Title 24 guidelines apply to all new construction – including existing structures. Hence, any alterations or renovations to existing homes or buildings (new water heater system, air conditioner, lighting systems, etc.) must meet the standard for Title 24 compliance.
How is Title 24 Compliance Verified?
There are essentially two methods for Title 24 compliance verification – the prescriptive method and the performance method. Both approaches have their advantages but using one over the other; however, could lead to higher overall construction costs.
The Prescriptive Method
With a reputation of being the simpler of the two methods, the Prescriptive Method simply requires that the minimum energy standards for a structure (it’s windows, lighting system, thickness of walls, plumbing system, etc.) meets what is required by the Title 24 code.
With this approach, designers and architects merely follow a chart for the minimum thresholds that must be reached.
Once the installations and construction have taken place, the components will be verified for Title 24 compliance by an independent HERS (Home Energy Rating System) inspector to ensure all components meet California’s Energy Standards.
With the Prescriptive Method, there are no complicated calculations to make, only set standards that must be met.
On the other hand, there’s less flexibility in design since each component of the structure must meet a set minimum standard to reach an overall ideal energy performance level.
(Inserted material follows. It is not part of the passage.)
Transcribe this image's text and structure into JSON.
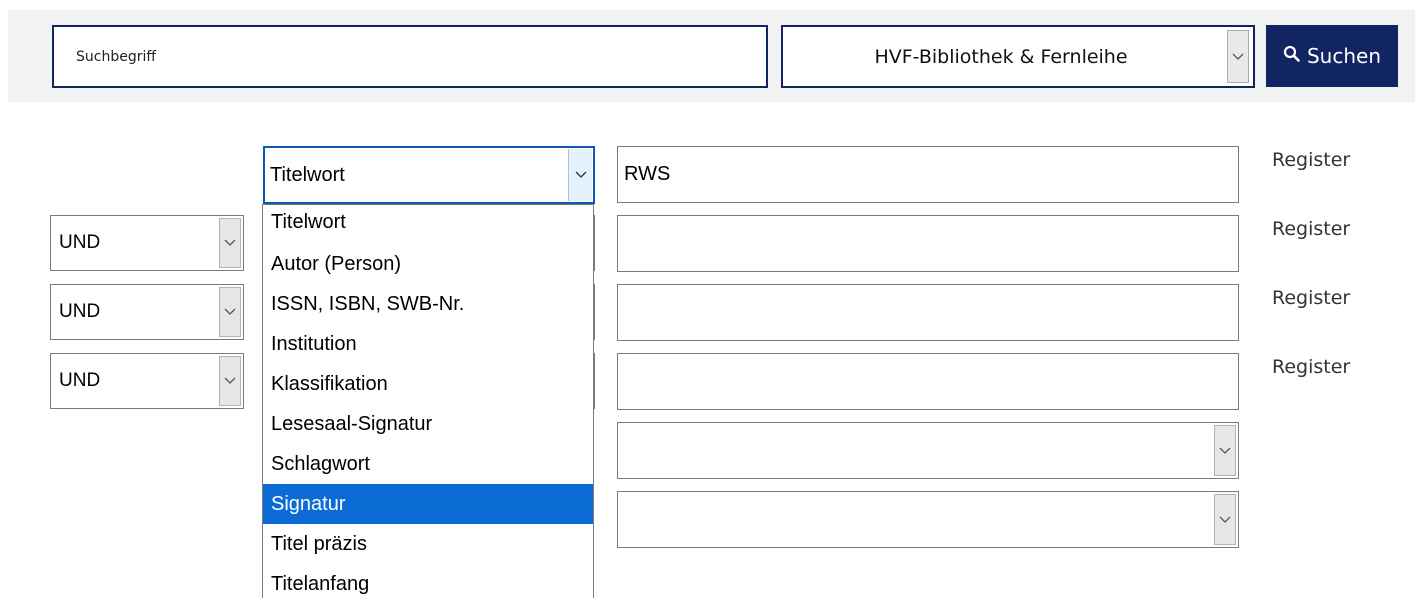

For example, the windows will be of a certain height and width (no larger, no smaller) throughout the structure.
The Performance Method
While it’s a more complicated process in most cases, the Performance Method allows builders, designers, architects, and homeowners to tap into their creativity to meet the overall energy efficiency goals – which can lead to more flexibility in construction design and lower costs.
For example, with a bit of calculation, a larger open floor space, windows, or air conditioner may be included in the design if the overall heating and cooling requirements are met.
In other words, because not all of the minimum energy efficiency requirement must be met individually, designers and property owners can expand the limits of their design in meeting the overall required goals.
Unlike the Prescriptive Method where each component of the structure is examined individually for minimum energy performance standards, the focus is shifted to the overall energy performance standards of the structure as a whole.
Once completed, modeling software from the California Energy Commission will automatically analyze the design and demonstrate compliance through a set of design parameters. The computer will calculate whatever variables the designers and architects used (the individual choices of building materials, orientation of the building, the number of overhands used for solar heat gains, etc.) and simulate their effect to the overall energy performance.